Carroc, listening in as he flew over the snowy countryside, didn’t like it. The mark should be traveling past Kansas City so Pansy would already be gone when the traveler collected her belongings. But you’ll do as you like. You always do.

“That sounds interesting.” Pansy smiled and sipped. “What about?”

“You wouldn’t understand. It’s about the psychosocial stages of cognitive development.”

“In humans?” The raven’s warning thoughts stirred in her mind.

“No,” the woman said icily. “In lobsters. Of course, in humans.” The earrings touted two diamonds each, one on a stud and another dangling, glinting in the fluorescents overhead. Glaring over the edge of her book, the woman returned volley. “Where are you going?”

“Home for the holidays.” Pansy grinned like a kid and patted her leather backpack. “To see Mom and Dad.”

With a long-suffering sigh, the woman closed her book, set her glasses on top, and headed down the aisle in the direction of the lavatory, presumably coming right back. Pansy first checked the book. Turned out the title was The Stable Boy by Dawn Ashley.

Spinning around the table, Pansy occupied the bench warmed by the woman. A rapid rummage through the tote revealed another romance—how fast did she read them?—a sandwich wrapped in poly, a mickey of Johnnie Red, hat and gloves, a dead cell with a cracked face, and a looseleaf notebook filled with bad poetry.
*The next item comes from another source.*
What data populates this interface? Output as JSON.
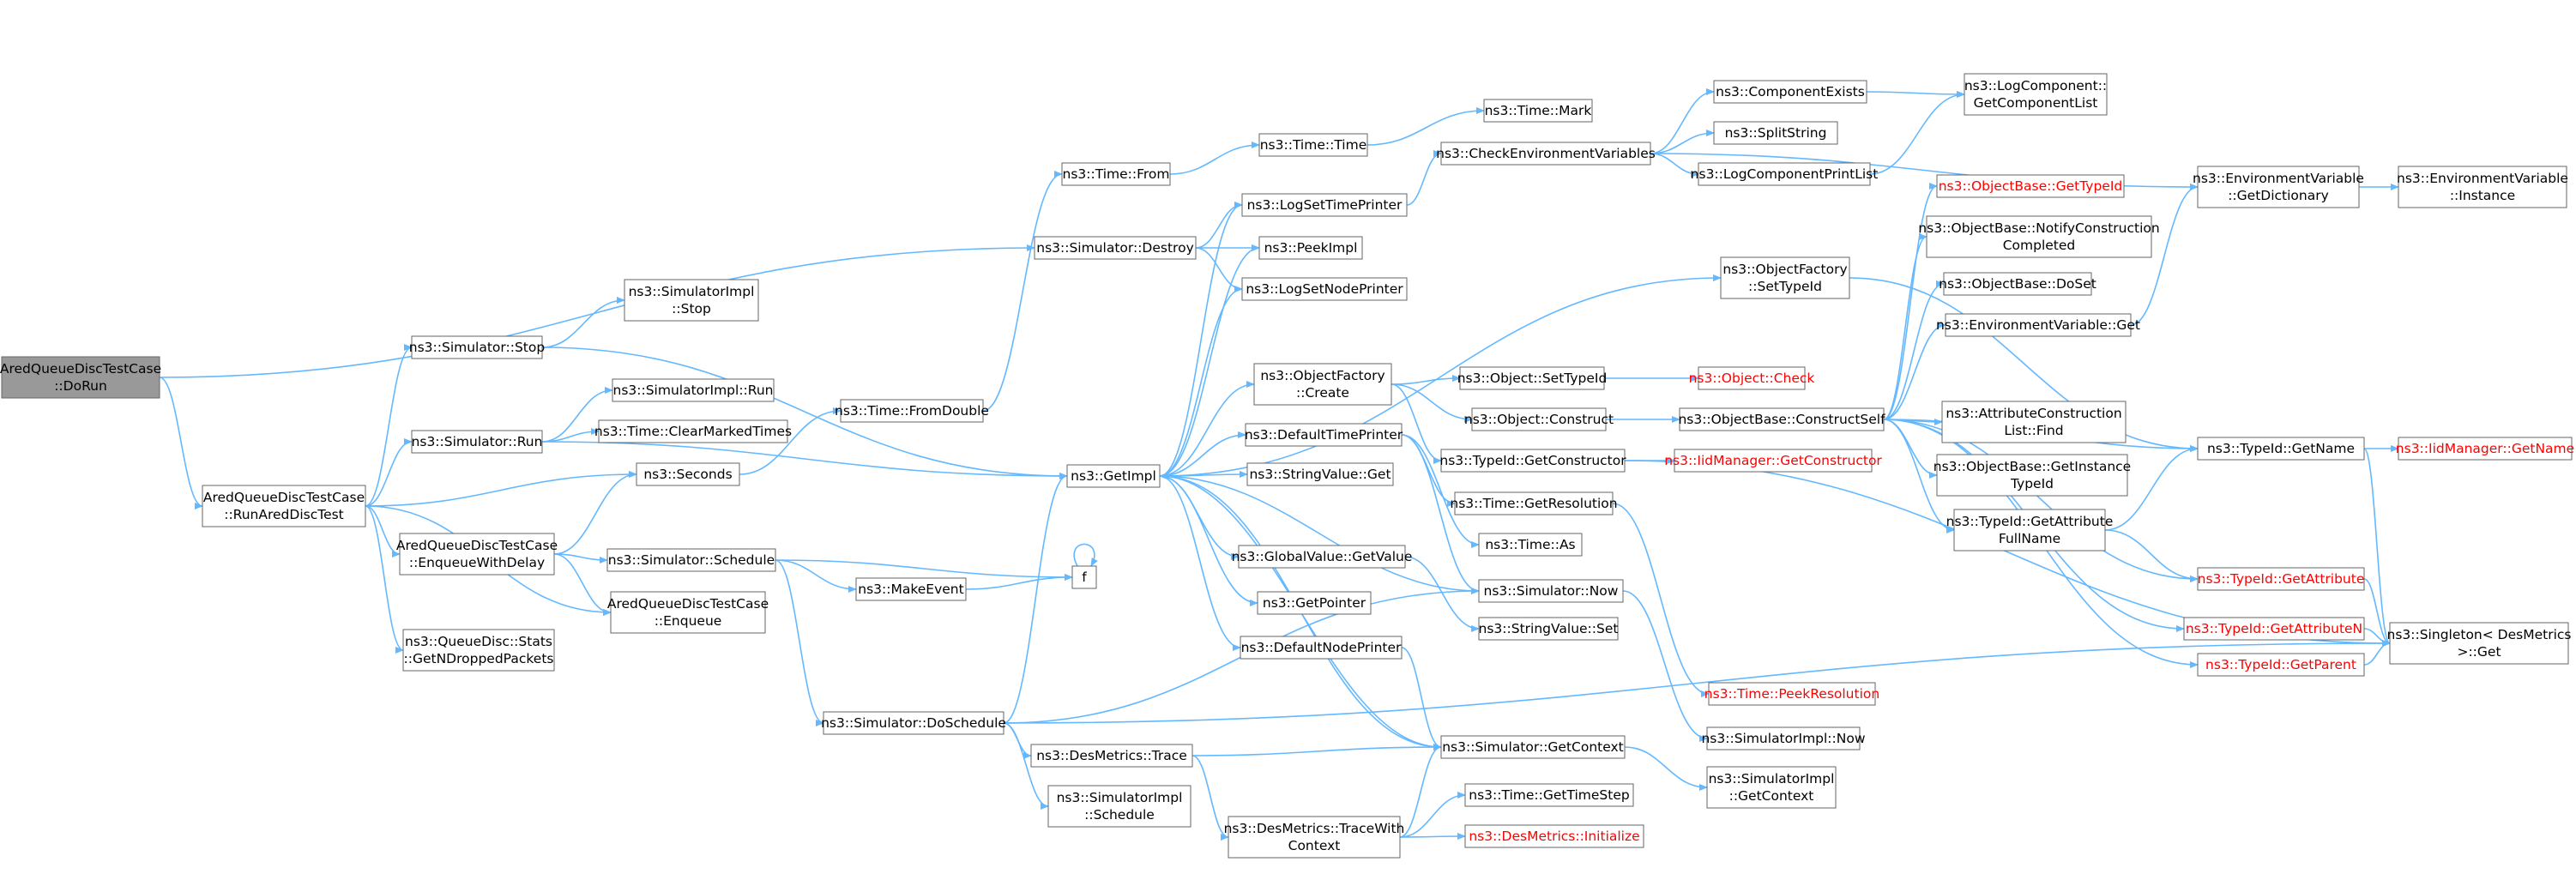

Not one bloody item of value, no overnight clothes, and no hint of academic lecture notes. Returning to her seat, Pansy looked to see if any diners had thought her actions strange. No one had flinched. Two men conversed with animated gestures over coffees. One woman fondly watched her small son eat a bowl of ice cream. Three single passengers in the sparsely-occupied car had their heads down, eyes and thumbs on their cells.

From outside the railcar and inside her mind, Carroc cawed with laughter. Pack of lies. Told you to steer clear. The raven lived for moments like this.

Well, it took a liar to know one. The diamonds were probably fake, too. Matched at her own game, Pansy grimaced and drank her cocoa before moving to the next car.